Des scientifiques de l'Université de Cambridge ont identifié un type spécifique de cellules cérébrales dans le cerveau des macaques. Ces cellules permettent de s'identifier à autrui, de sympathiser et de prédire les intentions des autres. Elles expliquent pourquoi nous anticipons parfois les choix d'une personne avant même qu'elle ne les fasse.
Si ces cellules sont sous-actives, des troubles sociaux similaires à ceux de l'autisme peuvent survenir. À l'inverse, une hyperactivité pourrait expliquer l'anxiété sociale, où l'on est excessivement préoccupé par les pensées des autres, selon les chercheurs publiés dans la revue Cell en 2020.
Les chercheurs ont mesuré l'activité de l'amygdale – une région clé des émotions – chez des macaques effectuant une tâche d'apprentissage. Deux singes, dans la même pièce, choisissaient à tour de rôle entre deux images, l'une offrant une récompense supérieure comme du jus de fruit. Ils observaient mutuellement les choix et les récompenses.

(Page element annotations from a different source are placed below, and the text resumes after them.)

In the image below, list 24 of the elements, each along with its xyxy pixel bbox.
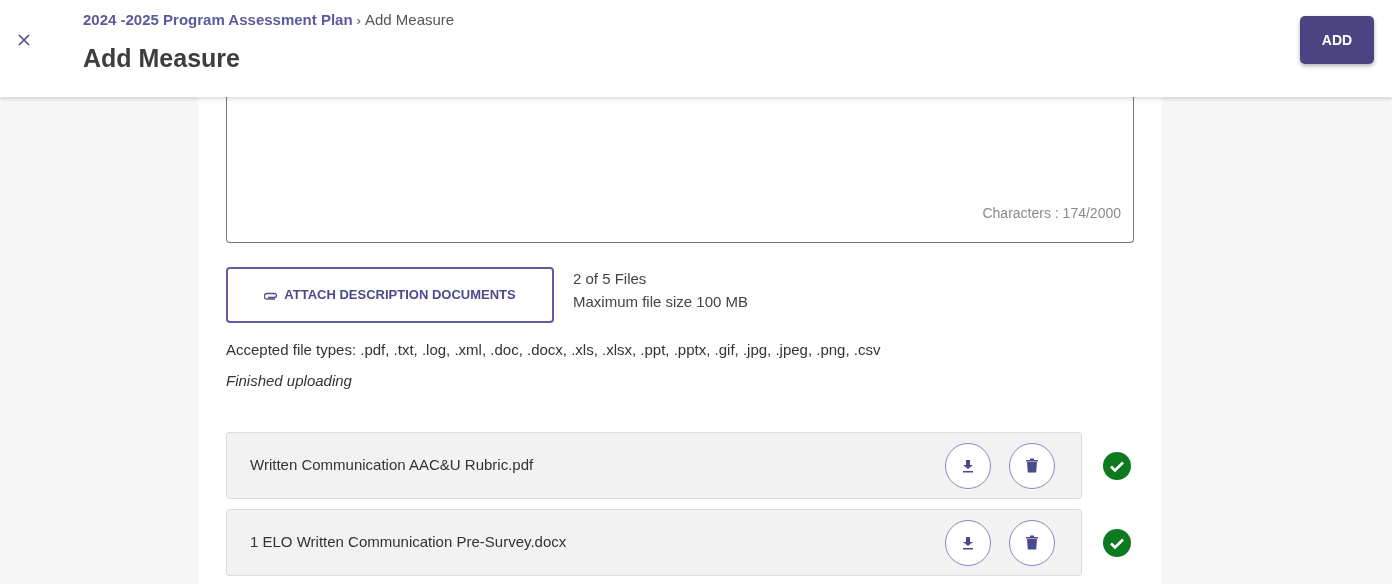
upload-status: Finished uploading — [226, 370, 353, 391]
breadcrumb-separator: › — [356, 11, 361, 30]
download-button[interactable] — [945, 519, 991, 566]
breadcrumb-link[interactable]: 2024 -2025 Program Assessment Plan — [83, 9, 353, 32]
trash-icon — [1026, 535, 1038, 550]
breadcrumb-current: Add Measure — [364, 10, 455, 30]
close-icon — [18, 34, 30, 46]
accepted-file-types: Accepted file types: .pdf, .txt, .log, .xml, .doc, .docx, .xls, .xlsx, .ppt, .pptx, .gif, .jpg, .jpeg, .png, .csv — [226, 340, 882, 360]
file-count: 2 of 5 Files — [573, 269, 648, 289]
character-count: Characters : 174/2000 — [982, 204, 1121, 223]
attach-documents-button[interactable]: ATTACH DESCRIPTION DOCUMENTS — [226, 267, 554, 323]
file-name: Written Communication AAC&U Rubric.pdf — [250, 455, 534, 476]
delete-button[interactable] — [1009, 519, 1055, 566]
description-field[interactable]: Characters : 174/2000 — [226, 97, 1134, 243]
max-file-size: Maximum file size 100 MB — [573, 292, 749, 312]
delete-button[interactable] — [1009, 442, 1055, 489]
download-icon — [962, 535, 974, 550]
trash-icon — [1026, 458, 1038, 473]
paperclip-icon — [264, 290, 279, 300]
file-name: 1 ELO Written Communication Pre-Survey.docx — [250, 532, 567, 553]
page-title: Add Measure — [83, 42, 241, 74]
add-button[interactable]: ADD — [1300, 16, 1374, 64]
download-icon — [962, 458, 974, 473]
download-button[interactable] — [945, 442, 991, 489]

L'analyse a révélé une activité cérébrale similaire lors de l'observation et de la décision propre. Un modèle informatique a confirmé l'existence de deux types de cellules dans l'amygdale : l'un actif pour les choix personnels, l'autre pour ceux observés. Les macaques semblaient même prédire les choix avant qu'ils ne soient faits.
Des études supplémentaires sont nécessaires pour comprendre les dysfonctionnements de ces cellules.